Овечка забилась в угол салона, смотря сквозь меня своими большими голубыми глазами. Её плечи подрагивали, и казалось, что сейчас сломать её будет проще простого. Если показать Дэймонду девчонку в таком состоянии, он уже будет в подвешенном состоянии. Но если честно, такая она мне не нравилась.
Говорю ей успокоиться, потому что пока не собирался с ней ничего делать. Изгаляться и так над надломившейся душой не было никакого желания. Особенно зная, что, скорее всего она стала такой из-за меня. Хотя, кто его знает, что с ней случилось за эту неделю?
Её губы подрагивали, и она немигающим, пустым взглядом уставилась на спинку кресла, погружаясь в свои мысли. Смотрела, не моргая, пуская слёзы из глаз, не обращая на меня никакого внимания. Да-а, запущенный, однако случай.
Тяну к ней руку, чтобы успокоить её, но она резко поворачивает голову в мою сторону и кричит, закрывая уши ладонями. Морщусь, потому что ненавижу, когда девушки впадают в истерику и визжат так, будто её режут. Эта явно была не в себе.

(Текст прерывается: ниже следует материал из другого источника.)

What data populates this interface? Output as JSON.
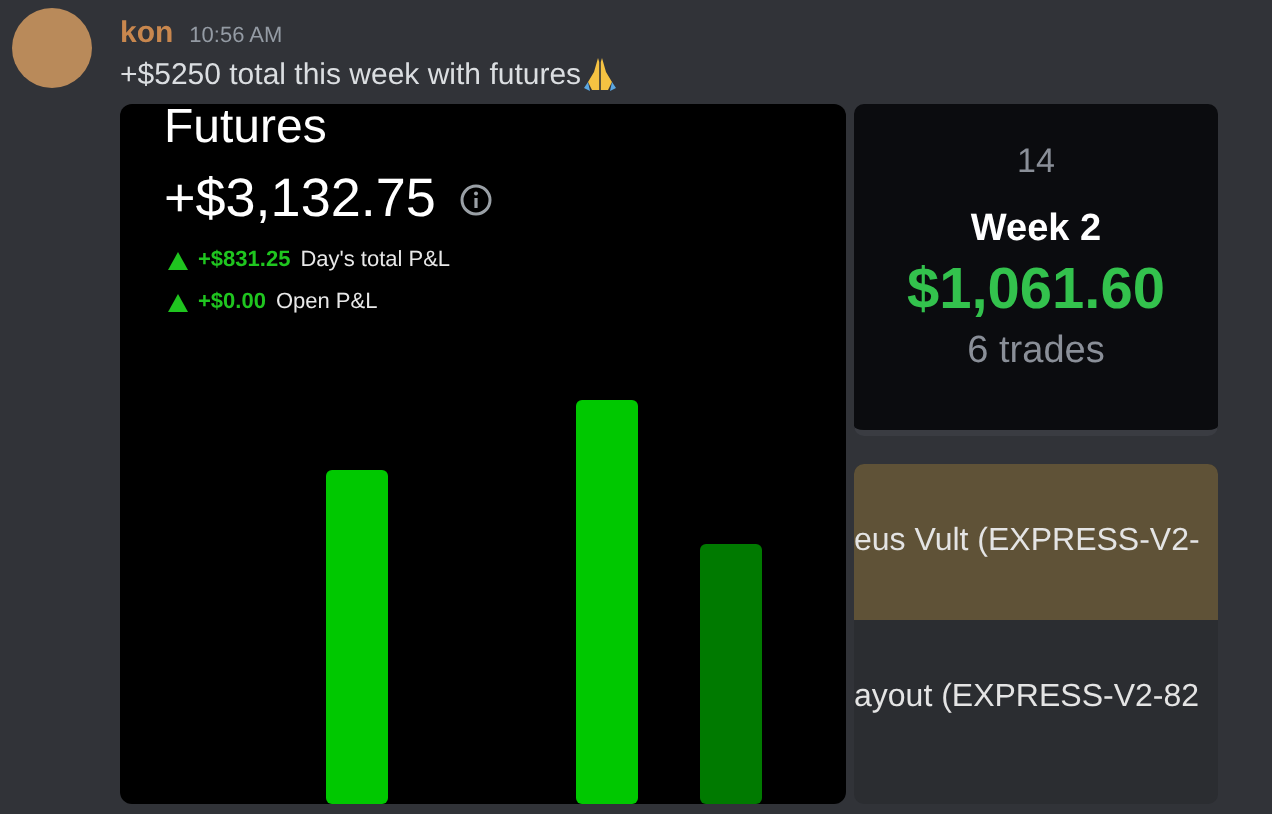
{
  "message": {
    "author": "kon",
    "timestamp": "10:56 AM",
    "text": "+$5250 total this week with futures"
  },
  "futures_card": {
    "title": "Futures",
    "total": "+$3,132.75",
    "stats": [
      {
        "value": "+$831.25",
        "label": "Day's total P&L"
      },
      {
        "value": "+$0.00",
        "label": "Open P&L"
      }
    ]
  },
  "calendar_card": {
    "day": "14",
    "week": "Week 2",
    "amount": "$1,061.60",
    "trades": "6 trades"
  },
  "list_rows": [
    {
      "text": "eus Vult (EXPRESS-V2-",
      "selected": true
    },
    {
      "text": "ayout (EXPRESS-V2-82",
      "selected": false
    }
  ]
}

– Эй, дай воды, – обращаюсь к охраннику на переднем сидении, и тот подаёт бутылку с водой. Открываю её и выливаю овечке на лицо. Та захлёбывается, открывая рот, но уже перестаёт кричать, начиная прикрываться от потока жидкости. Вода смешивается с её слезами, падая на белоснежную рубашку, которая мгновенно облепливает её стройное тело. Даже через ткань отчётливо вижу слишком сильно выпирающие ключицы и маленькую упругую грудь, спрятанную за тканевым лифчиком.
Девчонка убирает руки с лица, тяжело дыша. Глотает воздух и поднимает на меня свой шокированный и одновременно запуганный взгляд. Сразу же даю ей лёгкую пощёчину, чтобы очухалась до конца.
– Легче стало? – спрашиваю, наблюдая, как Рози недоуменно хлопает своими длинными ресницами, а потом кивает, обхватывая себя руками.
– Зачем? – шевелит губами, но я не понимаю её вопроса. Выгибаю бровь и она, прочищая горло, поясняет: – Зачем ты снова появился в моей жизни?
Ухмылка сама появилась на моих губах.
– Поговорим дома, – отвечаю, откидываясь на спинку кресла. Не хотел смотреть на два упругих холмика под тонкой рубашкой, потому что боялся опять сорваться. Можно было бы потрахаться с ней, но явно не в машине. Особенно учитывая то, что она сейчас была сама не своя.